Vatican authorities originally predicted 2.5 million people would crowd the streets of Rome for John Paul II's beatification, which will take place May 1.
However, Rome's deputy mayor sharply cut that prediction March 28, saying that it believed the figure would more likely be 1.2 to 1.3 million, blaming a spate of booking cancellations, in part because of recent events in Japan and the Middle East.
Figures quoted by several news agencies following a March 29 press conference by the Vatican's travel body Opera Romana Pellegrinaggi (ORP) suggested that number could be as low as 300,000 on the day of beatification, although with some tourists visiting for related events on the preceding and following days, the overall number is likely to be higher.
It's difficult to tell exactly how many will head to Rome in the hope of getting a place in St Peter's Square, although it seems clear that the event isn't living up to initial expectations.
The earlier figure of 2.5 million was calculated on the number of visitors to Rome between Pope John Paul II's death and the election of Pope Benedict XVI in 2005, so perhaps it's no surprise that in a financially-straitened world, with other events high on the news agenda, visitor numbers are lower than expected.
Pilgrims from Poland, the second-largest source market for the event, have reportedly also been put off by the wild predictions of visitors, with tour operators unable to fill trips.
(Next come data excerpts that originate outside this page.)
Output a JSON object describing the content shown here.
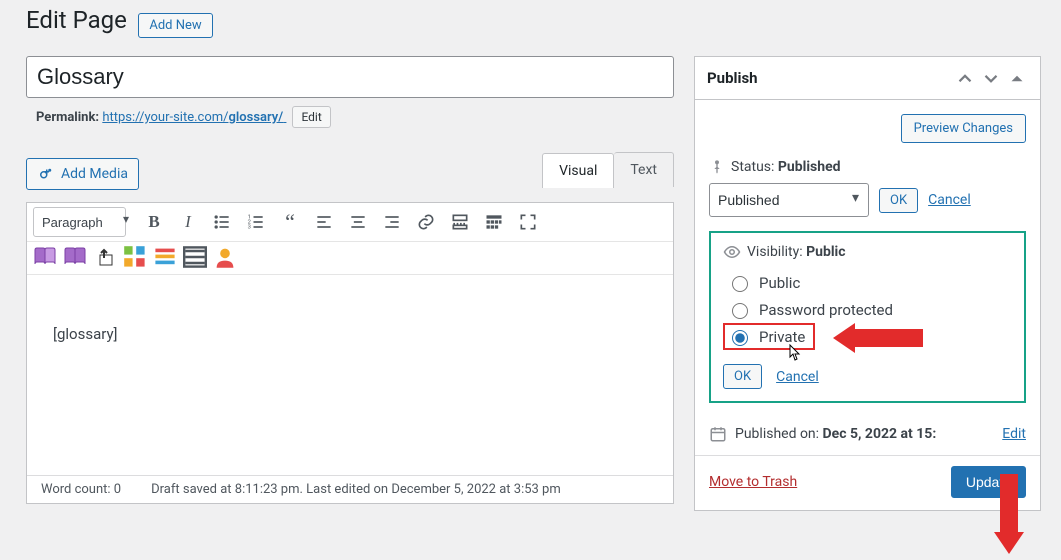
{
  "heading": "Edit Page",
  "add_new": "Add New",
  "title_value": "Glossary",
  "permalink": {
    "label": "Permalink:",
    "url": "https://your-site.com/",
    "slug": "glossary/",
    "edit": "Edit"
  },
  "media_button": "Add Media",
  "tabs": {
    "visual": "Visual",
    "text": "Text"
  },
  "format_select": "Paragraph",
  "editor_body": "[glossary]",
  "status_bar": {
    "word_count_label": "Word count:",
    "word_count": "0",
    "autosave": "Draft saved at 8:11:23 pm. Last edited on December 5, 2022 at 3:53 pm"
  },
  "publish": {
    "box_title": "Publish",
    "preview": "Preview Changes",
    "status_label": "Status:",
    "status_value": "Published",
    "status_select": "Published",
    "ok": "OK",
    "cancel": "Cancel",
    "visibility_label": "Visibility:",
    "visibility_value": "Public",
    "options": {
      "public": "Public",
      "password": "Password protected",
      "private": "Private"
    },
    "published_on": "Published on:",
    "published_date": "Dec 5, 2022 at 15:",
    "edit_link": "Edit",
    "trash": "Move to Trash",
    "update": "Update"
  }
}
Others have most likely been discouraged by Vatican warnings over hotel price hikes and other scams - although the event in St Peter's Square isn't ticketed, that hasn't stopped unscrupulous individuals trying to flog them online.
Block booking by agencies hasn't helped the situation either, reducing availability in Rome and pushing up prices, although with many agents now unable to fill the rooms they booked in advance, it looks like things could be about to get easier for those who want to attend.
ORP's Cesare Atuire says that it has become much easier to find places in the past month as agencies try to offload their bookings - his organization offers two nights in a three- or four-star property in Rome for €190, considerably below the March average rate of €125 a night (for all room types, according to price comparison site Trivago).
A quick search on other price comparison sites such as Hotels.com offers current rates from around €100, although properties in the center are generally closer to €200.
Sleep in a tent with other pilgrims and that price drops event further, with ORP quoting a rate of €55 for two nights in its Youth Village for young adults outside of the city.
Either way, any spike in visitor numbers is going to be a good news for Italy's tourism industry no matter how large it turns out to be - but tourism authorities in London, predicting 600,000 visitors for April's royal wedding, will be hoping their numbers stay a little more solid.